We also need to dispel damaging and persistent myths and misperceptions. As the quotes above suggest, there’s widespread belief that anyone who has a mental impairment can be placed under guardianship and that courts go “trawling’ for wards. We need to get the word out that while nearly 50% of people over 85 suffer from cognitive impairments, only a small proportion need guardianships. We also need to inform both professionals and the public about who initiates guardianships (not courts), and why—often, it’s because less restrictive legal devices like powers of attorney or trusts have been misused or when APS, police, or emergency personnel discover gravely disabled elders living in horrible conditions as a result of dementias. Once appointed, guardians can remove wards’ assets from wrongdoers’ control, initiate lawsuits to recover misappropriated assets or property, evict wrongdoers from elders’ residences, purchase needed services, authorize medical treatment, and arrange for elders to live in safe places.

Probably the most common complaint against guardianship is that it’s overly restrictive.
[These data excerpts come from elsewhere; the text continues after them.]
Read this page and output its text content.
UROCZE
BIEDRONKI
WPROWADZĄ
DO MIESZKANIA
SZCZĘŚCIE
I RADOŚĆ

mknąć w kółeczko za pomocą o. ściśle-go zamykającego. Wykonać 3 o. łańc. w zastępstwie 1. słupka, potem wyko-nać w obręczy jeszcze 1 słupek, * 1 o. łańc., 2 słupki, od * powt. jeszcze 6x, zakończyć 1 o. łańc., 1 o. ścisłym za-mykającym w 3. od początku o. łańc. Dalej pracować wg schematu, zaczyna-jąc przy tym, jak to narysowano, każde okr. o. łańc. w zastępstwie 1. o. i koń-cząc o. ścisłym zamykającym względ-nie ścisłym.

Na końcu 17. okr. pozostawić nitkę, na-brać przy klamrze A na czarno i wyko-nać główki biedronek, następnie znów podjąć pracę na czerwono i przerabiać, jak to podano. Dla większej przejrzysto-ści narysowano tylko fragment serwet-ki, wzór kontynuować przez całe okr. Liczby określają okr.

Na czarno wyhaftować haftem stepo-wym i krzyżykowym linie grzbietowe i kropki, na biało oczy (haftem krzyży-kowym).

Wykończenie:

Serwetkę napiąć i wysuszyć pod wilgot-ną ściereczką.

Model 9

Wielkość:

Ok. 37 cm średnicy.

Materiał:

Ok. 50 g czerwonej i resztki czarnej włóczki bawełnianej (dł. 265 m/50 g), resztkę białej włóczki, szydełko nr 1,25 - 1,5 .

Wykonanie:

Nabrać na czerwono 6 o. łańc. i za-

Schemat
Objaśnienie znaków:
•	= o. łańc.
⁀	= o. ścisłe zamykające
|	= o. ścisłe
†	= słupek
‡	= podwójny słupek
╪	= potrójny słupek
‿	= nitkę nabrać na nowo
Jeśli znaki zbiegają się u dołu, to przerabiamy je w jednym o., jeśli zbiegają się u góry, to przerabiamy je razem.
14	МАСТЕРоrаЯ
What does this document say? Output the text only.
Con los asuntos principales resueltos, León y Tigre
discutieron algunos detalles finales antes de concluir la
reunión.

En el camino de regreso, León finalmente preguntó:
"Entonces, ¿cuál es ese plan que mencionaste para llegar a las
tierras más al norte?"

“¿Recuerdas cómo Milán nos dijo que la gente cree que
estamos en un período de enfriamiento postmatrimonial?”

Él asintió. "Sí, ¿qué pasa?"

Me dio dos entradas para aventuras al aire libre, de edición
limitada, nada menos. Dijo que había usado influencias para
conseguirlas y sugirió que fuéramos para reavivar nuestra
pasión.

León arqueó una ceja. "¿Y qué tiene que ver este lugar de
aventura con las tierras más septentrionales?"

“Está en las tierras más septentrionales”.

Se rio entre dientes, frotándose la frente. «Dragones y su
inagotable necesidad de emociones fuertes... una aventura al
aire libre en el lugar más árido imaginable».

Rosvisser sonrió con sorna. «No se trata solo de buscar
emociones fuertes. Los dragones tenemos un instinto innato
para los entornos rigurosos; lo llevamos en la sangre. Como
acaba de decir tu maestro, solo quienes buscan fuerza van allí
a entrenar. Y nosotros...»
For that reason, it’s considered the option of last resort. But as I pointed out in “Feel Good Laws or Real Reform?” the fact is, there are few alternatives. Those that are typically cited -- case management, daily money management, powers of attorney, and other advance directives--aren’t really alternatives. They might have circumvented the need for guardianship had they been implemented prior to the onset of incapacity; but once someone loses capacity, it’s too late to execute advance directives, and many social service providers can’t accept clients who are incapable of giving informed consent.

The few options available for those who have already lost capacity include representative payeeship, limited guardianships, and the appointment of surrogate decision makers on a one-shot or temporary basis. Rep payeeship, which can protect clients whose primary income is from public benefits, can be put in place for those who are unwilling or unable to consent. Under Georgia’s Health Care Placement Decision-Maker for An Adult Act, any person can petition the court to authorize placements in long-term care facilities. A few states have “protective custody,” which allows for vulnerable adults to be hospitalized for a few days when they lack capacity to consent to protective services and are in imminent danger or at risk of death. While in “custody,” their capacity and protective service needs are carefully assessed.

California has explored several options, which I discussed in my earlier posting. But for the most part, they’re untested, and many aren’t being used. Some, like Probate Code section 2952, which allows public guardians to freeze the assets of vulnerable elders when there’s cause to believe that they’ve been the victims of financial abuse, are coming into use gradually. Although the statute was enacted years ago, most counties continued to rely on temporary conservatorships (t-cons) in these circumstances. It appears that PGs have been using section 2952 more since the passage last year of a new law that requires courts to complete full investigations of t-cons. California also has a protective custody law, Welfare & Institutions Code Section 15703 - 15705.40, which has only been adopted in a few counties.

Clearly, these options need to be carefully scrutinized. For years, I’ve been calling for a statewide group to identify policy needs and perhaps more importantly, track what laws have been implemented, why some haven’t, how they’re working, and if they need tinkering.

As the population ages, more people are going to need guardianships and safe alternatives. It’s time to seriously address the problems in the system, explore alternatives, dispel myths, and earn the public’s trust and confidence. The longer we wait, the harder it’s going to be to turn things around.